Managing Your Expectations
When we look at astro images in the media and online we often see wonderful multicoloured pictures in clear sharp detail of stars drifting in clouds of nebulosity. I had expectations of seeing something like this when I looked through my first telescope. I was wrong! These images are created by sensors capturing photons for many hours and then being processed and enhanced in computers. When you look through the eyepiece your eye must collect and process all the available light instantly. The fainter the light the less you will be able to see.
This is one of the reasons astronomers use ‘dark sites’ and accustom their eyes to the dark. It takes around 20 minutes for your eyes to get used to the dark and your pupils fully dilate. This allows more light to reach the retinas letting you see the finer details. It doesn’t end there though, your eyes are adaptive and in low light will switch to monochrome, letting you see more but at the expense of color.
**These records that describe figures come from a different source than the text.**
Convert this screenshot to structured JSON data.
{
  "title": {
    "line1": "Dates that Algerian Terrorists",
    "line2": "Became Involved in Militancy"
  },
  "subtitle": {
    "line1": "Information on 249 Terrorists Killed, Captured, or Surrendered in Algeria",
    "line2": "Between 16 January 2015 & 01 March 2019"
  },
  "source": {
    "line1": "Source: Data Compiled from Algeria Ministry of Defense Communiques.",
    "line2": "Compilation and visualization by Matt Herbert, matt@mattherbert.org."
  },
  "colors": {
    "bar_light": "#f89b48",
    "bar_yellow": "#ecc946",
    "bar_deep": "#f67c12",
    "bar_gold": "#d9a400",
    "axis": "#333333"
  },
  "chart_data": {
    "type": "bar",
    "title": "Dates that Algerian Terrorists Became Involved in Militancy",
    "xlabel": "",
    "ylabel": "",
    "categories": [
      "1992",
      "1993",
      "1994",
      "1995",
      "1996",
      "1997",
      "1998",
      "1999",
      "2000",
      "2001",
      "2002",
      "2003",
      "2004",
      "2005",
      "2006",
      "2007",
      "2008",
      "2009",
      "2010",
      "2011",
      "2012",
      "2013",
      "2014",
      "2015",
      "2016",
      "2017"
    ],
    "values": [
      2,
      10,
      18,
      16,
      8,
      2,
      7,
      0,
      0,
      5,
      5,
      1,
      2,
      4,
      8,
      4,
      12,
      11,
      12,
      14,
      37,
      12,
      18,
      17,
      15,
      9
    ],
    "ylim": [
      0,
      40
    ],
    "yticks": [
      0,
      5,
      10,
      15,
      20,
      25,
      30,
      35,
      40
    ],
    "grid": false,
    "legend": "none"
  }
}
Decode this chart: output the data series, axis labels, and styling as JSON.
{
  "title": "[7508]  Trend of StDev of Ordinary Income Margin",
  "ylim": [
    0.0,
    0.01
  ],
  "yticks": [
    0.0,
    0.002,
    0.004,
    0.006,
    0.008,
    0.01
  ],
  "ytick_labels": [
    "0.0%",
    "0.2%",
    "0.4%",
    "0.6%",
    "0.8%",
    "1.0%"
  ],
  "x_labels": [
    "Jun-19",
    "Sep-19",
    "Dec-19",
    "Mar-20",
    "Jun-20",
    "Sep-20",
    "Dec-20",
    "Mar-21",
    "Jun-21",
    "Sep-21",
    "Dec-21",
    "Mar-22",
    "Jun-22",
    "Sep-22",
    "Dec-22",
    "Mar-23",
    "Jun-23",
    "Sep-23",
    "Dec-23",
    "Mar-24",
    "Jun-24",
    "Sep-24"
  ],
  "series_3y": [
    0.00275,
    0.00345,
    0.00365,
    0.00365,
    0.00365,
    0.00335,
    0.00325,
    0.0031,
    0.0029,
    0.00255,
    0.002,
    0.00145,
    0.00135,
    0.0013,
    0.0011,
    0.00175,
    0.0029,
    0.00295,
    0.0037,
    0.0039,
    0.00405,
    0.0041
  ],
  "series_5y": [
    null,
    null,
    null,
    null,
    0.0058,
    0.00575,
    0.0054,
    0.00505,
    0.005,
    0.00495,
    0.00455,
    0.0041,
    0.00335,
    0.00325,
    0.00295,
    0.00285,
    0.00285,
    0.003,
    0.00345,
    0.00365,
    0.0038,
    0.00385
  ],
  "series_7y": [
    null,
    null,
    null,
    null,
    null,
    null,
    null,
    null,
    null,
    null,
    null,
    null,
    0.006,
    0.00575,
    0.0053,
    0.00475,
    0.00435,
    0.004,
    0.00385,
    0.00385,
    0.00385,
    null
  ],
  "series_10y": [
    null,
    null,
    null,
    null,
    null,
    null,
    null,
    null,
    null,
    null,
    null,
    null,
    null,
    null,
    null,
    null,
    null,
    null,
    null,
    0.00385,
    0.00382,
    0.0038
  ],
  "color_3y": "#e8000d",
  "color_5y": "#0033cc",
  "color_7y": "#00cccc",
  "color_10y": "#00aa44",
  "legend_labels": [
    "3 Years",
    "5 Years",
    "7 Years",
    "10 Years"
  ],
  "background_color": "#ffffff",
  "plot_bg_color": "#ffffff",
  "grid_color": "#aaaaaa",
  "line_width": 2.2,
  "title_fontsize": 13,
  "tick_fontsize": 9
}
This is the reason that size matters in the telescope primary lens or mirror, more light getting to the eye means more detail.
This does not mean that you will not be able to see some great objects. Of course the moon is always stunning, its brightness means that even the cheapest and smallest telescope will render detail. The brightest deep space can be seen with the naked eye, in particular Orion and the Pleiades. Training the telescope on these will reveal a lot of detail. The clouds of nebulosity in Orion and the stellar dust around the stars in the Pleiades can be spectacular.
A telescope is a light bucket. The bigger the bucket the more you can see. If you are looking for portability then a Cassegrain style of telescope is good, for performance then a reflector would be my choice. Getting bang for bucks the Dobsonian is hard to beat, and for an all round performer then a refractor is one to look at. To make things easy then a GOTO mount helps enormously.
The telescope is the first part of the astronomical experience. Most telescopes will come bundled with one or more eyepieces, but it is the eyepieces that can make all the difference to your observing experience. I will be covering eyepieces in a separate article.
When I started in astronomy my personal kit was a 90mm (3.5”) Spotting Scope with a Maksutov-Cassegrain design. It mounts on my photography tripod and is light and portable. This was very quickly joined by a 5” Newtonian reflector on a GOTO mount, it is less portable but better for deep sky observing. Both of these were obtained for just over $500, though I have spent somewhat more on accessories since.